The purely virtual, digital, or psychological is subordinate to the physical only insofar as it does not equal or overcome the force exerted by the latter. What we gained when we unlocked the atom bomb was an awesome power that was always latent, but previously inaccessible, through the conversion of matter to energy. This principle applies at less dramatic levels when we burn fuel to drive a tank, launch a bullet with a spark, and feed soldiers. Each conversion event generates a force in some direction that is more or less concentrated, more or less efficient, more or less dissipated. If the outcome of a war were simply the total amount of energy exerted by either side, then lesser powers would not defeat greater ones, and size would truly be all that matters. This is not the case, however, and David defeated Goliath not because he matched him in size or caloric intake, but because his sling allowed him to deliver an acute force to a highly specific area. Likewise, if an information war is to be effective, it must do so by directing energy in a coordinated fashion along a particular path; and it must martial enough energy to overcome resistances, distance, and diffusion, resulting in the mobilization of material sufficient to achieve victory on the physical plane. In other words, an information war can only win when it has become, for all intents and purposes, an actual war.
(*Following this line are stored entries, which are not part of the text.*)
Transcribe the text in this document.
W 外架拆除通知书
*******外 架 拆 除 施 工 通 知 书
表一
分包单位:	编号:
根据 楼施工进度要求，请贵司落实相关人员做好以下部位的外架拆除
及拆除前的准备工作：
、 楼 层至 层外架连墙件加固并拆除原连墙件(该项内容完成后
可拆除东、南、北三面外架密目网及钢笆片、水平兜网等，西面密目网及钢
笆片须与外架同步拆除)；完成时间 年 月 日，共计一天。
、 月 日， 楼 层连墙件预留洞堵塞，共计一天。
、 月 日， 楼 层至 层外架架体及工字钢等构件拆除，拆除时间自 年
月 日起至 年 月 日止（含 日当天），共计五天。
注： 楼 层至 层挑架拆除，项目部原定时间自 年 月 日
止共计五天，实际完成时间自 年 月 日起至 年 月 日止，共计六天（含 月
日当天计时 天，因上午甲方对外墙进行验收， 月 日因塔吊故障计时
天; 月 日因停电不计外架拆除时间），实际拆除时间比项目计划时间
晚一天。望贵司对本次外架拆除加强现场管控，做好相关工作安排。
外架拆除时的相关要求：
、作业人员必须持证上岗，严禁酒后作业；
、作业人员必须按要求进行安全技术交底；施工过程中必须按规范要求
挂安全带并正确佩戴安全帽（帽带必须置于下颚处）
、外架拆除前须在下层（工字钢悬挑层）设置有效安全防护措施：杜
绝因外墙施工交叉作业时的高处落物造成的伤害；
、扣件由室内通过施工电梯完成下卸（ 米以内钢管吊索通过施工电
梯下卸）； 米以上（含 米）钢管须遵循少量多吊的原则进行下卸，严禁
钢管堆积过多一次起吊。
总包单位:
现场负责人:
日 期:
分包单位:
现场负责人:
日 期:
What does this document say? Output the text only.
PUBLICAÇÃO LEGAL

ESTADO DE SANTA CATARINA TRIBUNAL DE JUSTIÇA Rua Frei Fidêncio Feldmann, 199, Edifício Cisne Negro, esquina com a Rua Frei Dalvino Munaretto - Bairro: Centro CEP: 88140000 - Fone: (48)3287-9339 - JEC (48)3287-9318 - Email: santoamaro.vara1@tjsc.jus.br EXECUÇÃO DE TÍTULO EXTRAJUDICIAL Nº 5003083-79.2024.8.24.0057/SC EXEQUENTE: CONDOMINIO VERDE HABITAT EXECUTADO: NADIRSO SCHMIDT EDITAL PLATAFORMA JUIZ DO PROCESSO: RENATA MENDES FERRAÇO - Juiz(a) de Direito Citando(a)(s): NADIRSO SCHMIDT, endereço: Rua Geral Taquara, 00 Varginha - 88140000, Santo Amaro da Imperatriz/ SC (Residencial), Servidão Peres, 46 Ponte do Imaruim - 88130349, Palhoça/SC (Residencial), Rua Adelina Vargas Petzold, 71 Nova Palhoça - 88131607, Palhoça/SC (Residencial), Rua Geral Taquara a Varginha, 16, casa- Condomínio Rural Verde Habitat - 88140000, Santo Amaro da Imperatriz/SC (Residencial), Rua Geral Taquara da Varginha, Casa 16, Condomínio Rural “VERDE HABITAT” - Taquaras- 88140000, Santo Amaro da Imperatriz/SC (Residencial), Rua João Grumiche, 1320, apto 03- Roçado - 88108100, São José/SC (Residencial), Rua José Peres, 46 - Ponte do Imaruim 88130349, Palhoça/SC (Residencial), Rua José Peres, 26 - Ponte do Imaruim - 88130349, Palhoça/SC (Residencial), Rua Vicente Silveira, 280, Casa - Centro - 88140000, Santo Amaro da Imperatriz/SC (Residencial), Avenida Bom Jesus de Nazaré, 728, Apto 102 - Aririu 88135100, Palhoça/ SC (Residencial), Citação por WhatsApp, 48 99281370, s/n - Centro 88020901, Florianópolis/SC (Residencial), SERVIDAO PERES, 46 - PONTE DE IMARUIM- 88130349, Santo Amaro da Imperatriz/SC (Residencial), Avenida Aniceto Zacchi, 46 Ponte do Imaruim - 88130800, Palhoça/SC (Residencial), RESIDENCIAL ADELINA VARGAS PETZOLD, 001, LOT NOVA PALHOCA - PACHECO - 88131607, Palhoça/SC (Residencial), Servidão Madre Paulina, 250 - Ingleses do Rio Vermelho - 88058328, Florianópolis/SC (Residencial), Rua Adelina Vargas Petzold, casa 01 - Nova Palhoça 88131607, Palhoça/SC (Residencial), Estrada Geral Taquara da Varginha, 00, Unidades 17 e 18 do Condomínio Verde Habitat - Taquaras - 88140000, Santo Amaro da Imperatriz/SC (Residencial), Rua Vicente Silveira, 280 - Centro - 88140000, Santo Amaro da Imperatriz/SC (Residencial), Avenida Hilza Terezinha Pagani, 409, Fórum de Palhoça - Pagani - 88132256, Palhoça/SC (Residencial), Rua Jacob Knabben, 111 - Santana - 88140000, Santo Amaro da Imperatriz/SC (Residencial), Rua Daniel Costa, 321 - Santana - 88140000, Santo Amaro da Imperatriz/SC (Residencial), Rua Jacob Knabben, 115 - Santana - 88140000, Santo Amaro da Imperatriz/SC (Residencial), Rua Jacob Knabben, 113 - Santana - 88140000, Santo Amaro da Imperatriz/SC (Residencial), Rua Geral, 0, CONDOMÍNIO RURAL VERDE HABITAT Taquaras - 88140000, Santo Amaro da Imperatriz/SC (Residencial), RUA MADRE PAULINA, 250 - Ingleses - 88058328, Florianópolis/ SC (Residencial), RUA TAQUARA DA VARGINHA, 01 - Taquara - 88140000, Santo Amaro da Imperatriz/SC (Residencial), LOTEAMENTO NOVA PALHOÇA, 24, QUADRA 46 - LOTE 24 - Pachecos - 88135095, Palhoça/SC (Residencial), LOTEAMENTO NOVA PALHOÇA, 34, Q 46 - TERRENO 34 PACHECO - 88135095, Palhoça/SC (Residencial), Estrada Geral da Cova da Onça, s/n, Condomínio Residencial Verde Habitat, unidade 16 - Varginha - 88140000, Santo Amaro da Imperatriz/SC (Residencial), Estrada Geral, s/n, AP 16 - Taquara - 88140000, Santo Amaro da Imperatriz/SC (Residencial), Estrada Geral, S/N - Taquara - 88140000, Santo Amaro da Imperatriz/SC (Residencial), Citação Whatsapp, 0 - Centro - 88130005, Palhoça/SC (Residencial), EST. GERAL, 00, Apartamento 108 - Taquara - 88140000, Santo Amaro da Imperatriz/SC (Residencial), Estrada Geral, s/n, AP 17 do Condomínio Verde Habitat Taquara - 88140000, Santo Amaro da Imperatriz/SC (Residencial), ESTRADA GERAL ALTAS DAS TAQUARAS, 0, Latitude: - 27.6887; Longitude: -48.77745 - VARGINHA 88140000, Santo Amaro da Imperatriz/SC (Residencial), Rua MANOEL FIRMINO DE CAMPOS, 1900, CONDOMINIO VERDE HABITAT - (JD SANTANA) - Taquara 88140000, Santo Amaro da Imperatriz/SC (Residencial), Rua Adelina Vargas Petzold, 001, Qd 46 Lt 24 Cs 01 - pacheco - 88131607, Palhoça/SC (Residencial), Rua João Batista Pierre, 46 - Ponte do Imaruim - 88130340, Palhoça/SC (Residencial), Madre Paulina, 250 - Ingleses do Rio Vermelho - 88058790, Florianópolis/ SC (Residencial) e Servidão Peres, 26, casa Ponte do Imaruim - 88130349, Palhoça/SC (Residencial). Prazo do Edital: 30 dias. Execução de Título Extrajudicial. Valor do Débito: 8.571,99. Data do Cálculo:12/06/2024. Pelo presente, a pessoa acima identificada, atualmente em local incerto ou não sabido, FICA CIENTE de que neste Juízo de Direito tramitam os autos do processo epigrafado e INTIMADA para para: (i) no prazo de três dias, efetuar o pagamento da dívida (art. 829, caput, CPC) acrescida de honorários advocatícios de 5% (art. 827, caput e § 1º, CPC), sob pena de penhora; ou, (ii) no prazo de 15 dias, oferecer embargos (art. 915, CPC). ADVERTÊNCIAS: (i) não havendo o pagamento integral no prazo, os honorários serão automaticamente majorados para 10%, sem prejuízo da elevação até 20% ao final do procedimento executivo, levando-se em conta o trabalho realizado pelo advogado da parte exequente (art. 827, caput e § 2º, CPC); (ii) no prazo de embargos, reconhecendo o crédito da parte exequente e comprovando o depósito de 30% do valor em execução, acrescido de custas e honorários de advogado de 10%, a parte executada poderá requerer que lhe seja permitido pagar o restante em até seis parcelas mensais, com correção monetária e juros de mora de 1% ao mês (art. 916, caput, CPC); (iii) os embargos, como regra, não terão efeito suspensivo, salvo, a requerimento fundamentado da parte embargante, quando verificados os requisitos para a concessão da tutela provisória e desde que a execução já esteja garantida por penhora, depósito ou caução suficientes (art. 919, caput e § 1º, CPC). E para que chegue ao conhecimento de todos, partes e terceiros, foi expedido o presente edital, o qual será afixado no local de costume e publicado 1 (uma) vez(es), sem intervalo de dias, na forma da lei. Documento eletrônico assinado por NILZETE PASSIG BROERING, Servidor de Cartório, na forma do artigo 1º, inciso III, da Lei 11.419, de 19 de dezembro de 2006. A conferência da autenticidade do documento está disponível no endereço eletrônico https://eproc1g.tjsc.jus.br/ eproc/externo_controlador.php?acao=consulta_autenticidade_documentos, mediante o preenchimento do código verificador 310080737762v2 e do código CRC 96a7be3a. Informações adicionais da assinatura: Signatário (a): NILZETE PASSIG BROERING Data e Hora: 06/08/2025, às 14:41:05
This is the dark and inevitable path all this memeing, kvetching, and propagandizing is intended to lead us down. To war. Let us make no bones about it. Despite all the apparent impotence and absurdity of the theater, misinformation, and coverage, a genuine and serious attempt is being made to bring the Western world in lockstep formation to war with Russia. And while economic and social sanctions are not equivalent to a declaration of war, radical proposals like a no-fly zone over Ukraine, taking down Russian satellites, or blockading Russian ships from international trade waters would be. There is simply no scenario where Russia allows N.A.T.O bases, troops, and missiles to be stationed in southwestern borderlands, giving the United States and its allies a totally asymmetric threat profile in the event of a military, economic, or diplomatic confrontation. If the people of the Western liberal democracies can be psyoped into accepting a war with Russia over Ukraine, a war which would serve to profit one kind of empire over another, then a war is what we will get. Bilateral nuclear arsenals be damned. What we should not forget is that should such a war come to pass, it would be in service of international cosmopolitans, bankers, NGOs, corporations, the Davos crowd, and military contractors, not the Ukrainian people, freedom, democracy, or whatever.
It is likely that Russia will win this war. Short of a nightmare scenario where the information war is successful at becoming a “real” war, there is not much of a chance the Ukrainian military pushes Russia back to the motherland, or breaks the will of the Russian government to continue the fight. It may take weeks, or months, but they will take Kiev, they will depose the government, and they will negotiate a peace on Russian terms. That is, if it remains a two-party war. If you’re of the opinion that I’m wrong or insufficiently sympathetic to the Ukrainian plight and you’ve made it this far without hitting unsubscribe, or yet, begun frantically typing a livid response for my inbox, then please note that I’m not keen or dogmatic about taking a position one way or the other in this conflict. I relay this to you in order that we may have some clarity on the discourse concerning war and information war, and the stock one can place in memetic warfare conceptually.
For what it’s worth, I think this is one great tragedy, with the potential to become the tragedy of the early 21st century, and that with some careful consideration of geopolitics, the nature of conflict, and history, one that could’ve been adeptly avoided. I pray for a swift and stable resolution of the conflict with minimal casualties for all involved, and especially for the Ukrainians caught in the middle. God may not play dice, but Western hegemons do.